Of course, there’s nothing hidden about that fist. The TPP is planned to include the United States, Canada, Mexico, Peru, Chile, Australia, New Zealand, Singapore, Brunei, Malaysia, and Vietnam, with Japan expected to be added this month, and with the ability to expand to any other Pacific nation even after the treaty is created — if it is created. The U.S. military works closely with the militaries of all of those nations, encourages their militarization, and keeps its own troops in most of them. The U.S. military is currently building up its presence in the Pacific — including even in Vietnam, where McDonald’s also opened its first store this week. In a presidential debate last year President Obama described the TPP as part of a strategy to counter China and exert U.S. influence in Asia, the same rationale behind the naval base on Jeju Island and all the rest of the military build up around China’s borders.
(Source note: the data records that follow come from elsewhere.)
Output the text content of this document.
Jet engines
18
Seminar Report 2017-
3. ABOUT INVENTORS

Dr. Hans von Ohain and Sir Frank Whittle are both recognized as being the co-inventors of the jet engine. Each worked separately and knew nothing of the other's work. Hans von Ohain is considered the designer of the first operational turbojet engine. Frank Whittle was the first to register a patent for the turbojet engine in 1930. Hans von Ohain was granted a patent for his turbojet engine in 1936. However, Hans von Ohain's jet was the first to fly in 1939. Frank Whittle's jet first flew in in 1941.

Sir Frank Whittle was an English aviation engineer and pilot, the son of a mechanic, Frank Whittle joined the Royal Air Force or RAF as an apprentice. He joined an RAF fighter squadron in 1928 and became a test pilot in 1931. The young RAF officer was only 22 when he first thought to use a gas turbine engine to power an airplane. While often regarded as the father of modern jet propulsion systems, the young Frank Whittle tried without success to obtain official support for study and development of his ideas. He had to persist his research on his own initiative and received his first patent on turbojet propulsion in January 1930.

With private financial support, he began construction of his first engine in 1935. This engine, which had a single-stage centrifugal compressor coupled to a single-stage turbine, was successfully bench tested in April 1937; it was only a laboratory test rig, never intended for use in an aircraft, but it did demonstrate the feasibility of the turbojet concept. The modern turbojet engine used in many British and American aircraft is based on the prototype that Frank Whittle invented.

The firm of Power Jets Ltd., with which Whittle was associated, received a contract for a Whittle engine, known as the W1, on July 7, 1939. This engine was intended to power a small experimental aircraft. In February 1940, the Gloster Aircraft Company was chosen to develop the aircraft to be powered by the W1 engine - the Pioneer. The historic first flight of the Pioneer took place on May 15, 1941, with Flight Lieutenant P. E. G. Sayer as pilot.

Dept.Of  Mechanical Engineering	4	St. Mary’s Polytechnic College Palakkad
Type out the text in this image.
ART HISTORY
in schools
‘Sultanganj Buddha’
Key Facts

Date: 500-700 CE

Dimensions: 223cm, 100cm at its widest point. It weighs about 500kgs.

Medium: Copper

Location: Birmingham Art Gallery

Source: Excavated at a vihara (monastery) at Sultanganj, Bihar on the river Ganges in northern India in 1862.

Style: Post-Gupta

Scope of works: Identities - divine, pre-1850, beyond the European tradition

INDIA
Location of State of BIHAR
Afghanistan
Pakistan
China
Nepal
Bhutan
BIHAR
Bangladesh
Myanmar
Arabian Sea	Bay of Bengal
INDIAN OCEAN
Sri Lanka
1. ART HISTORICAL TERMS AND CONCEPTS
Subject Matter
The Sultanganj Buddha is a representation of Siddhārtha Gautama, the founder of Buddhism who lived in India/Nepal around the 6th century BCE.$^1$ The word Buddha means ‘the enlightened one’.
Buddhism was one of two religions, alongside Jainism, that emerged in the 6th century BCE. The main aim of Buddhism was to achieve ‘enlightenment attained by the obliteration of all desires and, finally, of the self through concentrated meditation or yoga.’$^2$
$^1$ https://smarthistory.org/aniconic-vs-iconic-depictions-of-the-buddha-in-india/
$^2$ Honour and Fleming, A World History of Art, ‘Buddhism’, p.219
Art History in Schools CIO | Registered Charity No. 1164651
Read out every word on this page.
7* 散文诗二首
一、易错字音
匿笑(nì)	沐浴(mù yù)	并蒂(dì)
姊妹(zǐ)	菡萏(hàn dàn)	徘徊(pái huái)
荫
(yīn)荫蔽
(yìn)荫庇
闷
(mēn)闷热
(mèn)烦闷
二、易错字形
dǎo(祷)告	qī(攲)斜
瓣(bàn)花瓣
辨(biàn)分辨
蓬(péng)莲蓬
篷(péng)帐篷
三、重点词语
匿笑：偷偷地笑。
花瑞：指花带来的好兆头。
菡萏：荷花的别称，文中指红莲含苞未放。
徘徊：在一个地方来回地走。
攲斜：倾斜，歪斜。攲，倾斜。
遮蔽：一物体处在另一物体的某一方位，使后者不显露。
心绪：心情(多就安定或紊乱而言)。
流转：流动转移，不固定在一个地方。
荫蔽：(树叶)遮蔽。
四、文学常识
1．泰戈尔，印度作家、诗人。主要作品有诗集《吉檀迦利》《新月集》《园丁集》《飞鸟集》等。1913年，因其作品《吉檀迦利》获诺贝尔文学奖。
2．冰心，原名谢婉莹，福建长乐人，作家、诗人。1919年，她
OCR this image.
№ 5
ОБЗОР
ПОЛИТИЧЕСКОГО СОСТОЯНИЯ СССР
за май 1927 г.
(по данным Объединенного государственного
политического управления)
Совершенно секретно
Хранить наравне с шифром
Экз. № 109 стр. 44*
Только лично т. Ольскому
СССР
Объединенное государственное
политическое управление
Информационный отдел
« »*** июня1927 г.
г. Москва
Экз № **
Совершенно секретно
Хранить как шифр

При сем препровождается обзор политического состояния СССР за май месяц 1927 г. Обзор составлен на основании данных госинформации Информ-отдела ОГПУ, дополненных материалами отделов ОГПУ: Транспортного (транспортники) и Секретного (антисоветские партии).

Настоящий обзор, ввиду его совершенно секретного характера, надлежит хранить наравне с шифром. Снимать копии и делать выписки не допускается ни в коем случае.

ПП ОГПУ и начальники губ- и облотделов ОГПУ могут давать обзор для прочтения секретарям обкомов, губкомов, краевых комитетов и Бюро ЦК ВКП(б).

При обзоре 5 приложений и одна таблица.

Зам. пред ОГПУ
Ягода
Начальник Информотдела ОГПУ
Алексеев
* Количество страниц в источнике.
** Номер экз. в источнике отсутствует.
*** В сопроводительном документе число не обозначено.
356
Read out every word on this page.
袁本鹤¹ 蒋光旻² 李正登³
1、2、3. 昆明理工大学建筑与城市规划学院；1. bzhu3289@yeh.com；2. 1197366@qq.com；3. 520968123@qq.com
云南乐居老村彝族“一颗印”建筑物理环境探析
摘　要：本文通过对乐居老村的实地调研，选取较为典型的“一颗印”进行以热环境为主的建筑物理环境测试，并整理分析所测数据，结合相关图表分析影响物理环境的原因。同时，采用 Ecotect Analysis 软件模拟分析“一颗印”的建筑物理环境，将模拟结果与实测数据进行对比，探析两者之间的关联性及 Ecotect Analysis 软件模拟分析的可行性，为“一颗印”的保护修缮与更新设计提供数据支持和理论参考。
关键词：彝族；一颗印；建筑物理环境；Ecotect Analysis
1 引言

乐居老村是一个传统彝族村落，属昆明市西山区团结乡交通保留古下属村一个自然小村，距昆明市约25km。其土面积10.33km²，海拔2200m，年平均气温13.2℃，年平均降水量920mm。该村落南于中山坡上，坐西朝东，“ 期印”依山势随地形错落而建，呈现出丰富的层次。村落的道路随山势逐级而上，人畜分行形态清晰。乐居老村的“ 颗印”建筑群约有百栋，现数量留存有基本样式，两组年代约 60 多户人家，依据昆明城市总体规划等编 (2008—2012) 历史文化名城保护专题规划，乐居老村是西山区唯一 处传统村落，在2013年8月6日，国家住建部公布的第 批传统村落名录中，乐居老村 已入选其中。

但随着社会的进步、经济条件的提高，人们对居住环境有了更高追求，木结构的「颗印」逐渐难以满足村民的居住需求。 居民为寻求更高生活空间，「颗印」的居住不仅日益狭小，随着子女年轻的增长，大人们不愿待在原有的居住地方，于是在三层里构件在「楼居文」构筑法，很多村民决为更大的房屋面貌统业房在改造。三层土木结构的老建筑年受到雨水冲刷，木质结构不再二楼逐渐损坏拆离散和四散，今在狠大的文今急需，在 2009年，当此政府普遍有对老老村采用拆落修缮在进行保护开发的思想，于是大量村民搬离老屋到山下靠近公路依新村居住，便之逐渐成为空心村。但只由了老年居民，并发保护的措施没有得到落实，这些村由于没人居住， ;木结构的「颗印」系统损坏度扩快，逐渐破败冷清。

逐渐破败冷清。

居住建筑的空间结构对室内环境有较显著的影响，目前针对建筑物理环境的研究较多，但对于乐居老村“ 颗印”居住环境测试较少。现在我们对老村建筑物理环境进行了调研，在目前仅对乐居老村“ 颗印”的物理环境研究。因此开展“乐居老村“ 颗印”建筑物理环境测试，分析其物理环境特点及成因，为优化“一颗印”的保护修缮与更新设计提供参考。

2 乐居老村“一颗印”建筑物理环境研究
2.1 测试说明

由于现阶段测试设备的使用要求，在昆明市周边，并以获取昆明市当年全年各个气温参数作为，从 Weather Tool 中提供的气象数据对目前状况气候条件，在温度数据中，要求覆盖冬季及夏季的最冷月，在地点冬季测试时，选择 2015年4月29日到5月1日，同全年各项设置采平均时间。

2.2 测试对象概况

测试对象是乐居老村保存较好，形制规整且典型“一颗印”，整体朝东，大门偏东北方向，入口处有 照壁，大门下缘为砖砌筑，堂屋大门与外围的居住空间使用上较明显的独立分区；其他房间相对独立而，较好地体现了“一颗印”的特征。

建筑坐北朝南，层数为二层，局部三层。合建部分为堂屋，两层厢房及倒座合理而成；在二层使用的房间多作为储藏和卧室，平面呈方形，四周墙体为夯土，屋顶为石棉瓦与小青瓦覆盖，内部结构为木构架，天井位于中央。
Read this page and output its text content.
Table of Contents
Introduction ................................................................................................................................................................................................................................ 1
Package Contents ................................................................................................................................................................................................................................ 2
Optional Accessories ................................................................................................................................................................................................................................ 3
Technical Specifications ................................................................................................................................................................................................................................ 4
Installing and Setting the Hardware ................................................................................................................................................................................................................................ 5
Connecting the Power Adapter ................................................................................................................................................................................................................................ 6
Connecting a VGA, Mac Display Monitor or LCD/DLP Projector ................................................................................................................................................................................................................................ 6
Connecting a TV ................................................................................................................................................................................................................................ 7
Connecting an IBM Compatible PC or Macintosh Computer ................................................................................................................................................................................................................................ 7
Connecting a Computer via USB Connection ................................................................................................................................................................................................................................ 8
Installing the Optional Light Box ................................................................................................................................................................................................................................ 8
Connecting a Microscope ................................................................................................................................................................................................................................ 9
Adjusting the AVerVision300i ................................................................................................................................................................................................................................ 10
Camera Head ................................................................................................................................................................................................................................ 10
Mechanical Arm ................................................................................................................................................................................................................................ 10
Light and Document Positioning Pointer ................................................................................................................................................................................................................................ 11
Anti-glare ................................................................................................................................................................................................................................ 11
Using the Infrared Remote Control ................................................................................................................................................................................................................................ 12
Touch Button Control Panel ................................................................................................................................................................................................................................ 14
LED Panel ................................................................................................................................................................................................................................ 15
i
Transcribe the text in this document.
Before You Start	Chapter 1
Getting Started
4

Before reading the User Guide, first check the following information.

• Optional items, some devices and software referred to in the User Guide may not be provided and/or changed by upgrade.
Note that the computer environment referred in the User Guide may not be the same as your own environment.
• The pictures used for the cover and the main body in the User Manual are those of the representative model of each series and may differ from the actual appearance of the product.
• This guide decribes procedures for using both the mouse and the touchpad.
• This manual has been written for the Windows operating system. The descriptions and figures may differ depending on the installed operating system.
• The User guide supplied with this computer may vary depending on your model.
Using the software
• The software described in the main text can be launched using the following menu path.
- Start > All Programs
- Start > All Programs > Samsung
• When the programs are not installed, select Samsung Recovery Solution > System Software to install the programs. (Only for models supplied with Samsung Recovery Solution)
In this year’s State of the Union, Obama said the TPP and an agreement with the European Union were priorities for him this year.
There is also, of course, nothing hidden about the hand of corporate trade agreements. These are not agreements aimed at maximizing competition by preventing monopolies. These are very lengthy and detailed agreements that include protection and expansion of monopolies. Rather than relying on the magic of the marketplace, a corporate trade agreement relies on the influence of lobbyists. Just as the corruption of the military industrial complex helps explain a global military buildup in the absence of a national enemy — I mean an enemy that is a nation, not a handful of criminals who ought to be indicted and prosecuted rather than blown up along with whoever’s nearby — so, too, the corporate ownership of our government explains our government’s trade policies.
What is hidden, in another sense, is the detailed negotiated text of the proposed TPP treaty. Some 600 corporate advisors are helping the U.S. government write the text. Some of these advisors come from those benevolent, public-interest firms known as Monsanto, the Bank of America, Chevron, and ExxonMobil. The rest of us are shut out. The government gathers up our every communication, but we aren’t allowed to see what it’s doing in our name. We don’t influence the text and we don’t get to see it. Some courageous person or persons willing to risk charges of aiding the enemy (even if there is no enemy) has made parts of what is in the TPP known.